Nos países onde ela diminuiu, o Estado ampliou a oferta de bens e serviços públicos e proveu redes de proteção e assistência social. Dessa forma, foi possível uma maior igualdade social ao se romper com os monopólios sociais da boa educação e saúde antes restritos a uma parcela diminuta da população – a educação pública, gratuita e de qualidade e o serviço de saúde gratuito tornam o ponto de partida mais igual.

Os efeitos do gasto público sobre a desigualdade foram ainda mais intensos onde a arrecadação era mais progressiva, isto é, a taxação era proporcionalmente maior para os mais ricos.
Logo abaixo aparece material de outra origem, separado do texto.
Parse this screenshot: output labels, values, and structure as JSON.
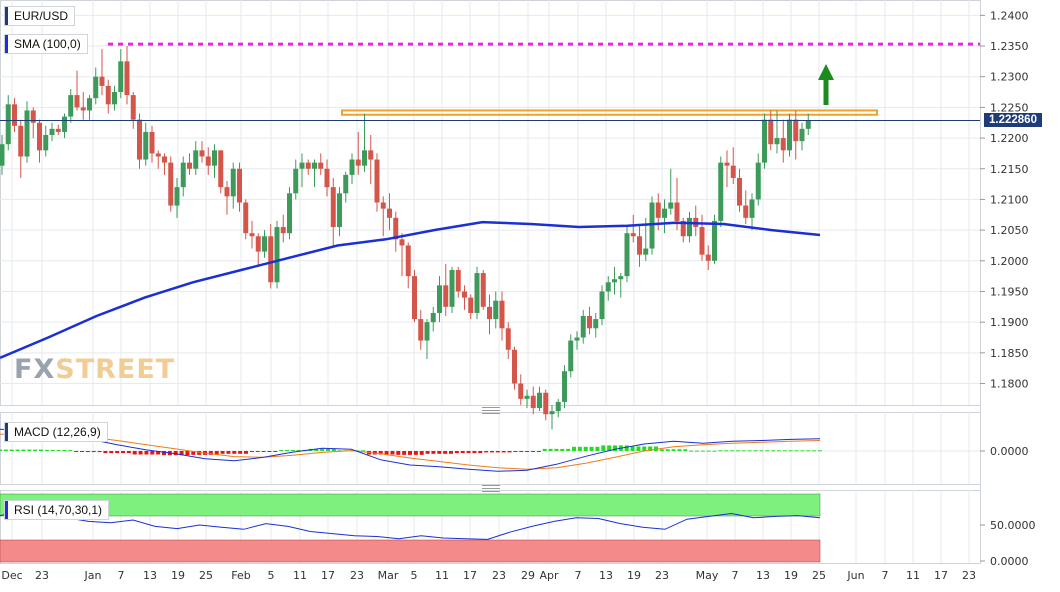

Para se adotar tais medidas, no entanto, é indispensável o crescimento econômico.

Criar e generalizar escolas públicas, gratuitas e de qualidade, assim como prover saúde pública decente e seguro-desemprego mostraram-se como formas de permitir que as pessoas fossem incluídas na cidadania.

Ao mesmo tempo, criava oportunidades de trabalho no setor público e alavancava o desenvolvimento econômico através do aumento planejado do consumo e do investimento públicos.

Essas foram as medidas que permitiram que a Europa Ocidental dos Anos Dourados (1945-1973) fosse marcada por sociedades mais justas, iguais e prósperas. Mas como realizar mudanças como essas nos dias atuais, quando o individualismo se tornou generalizado e o darwinismo social ganha força e tem cada vez mais defensores?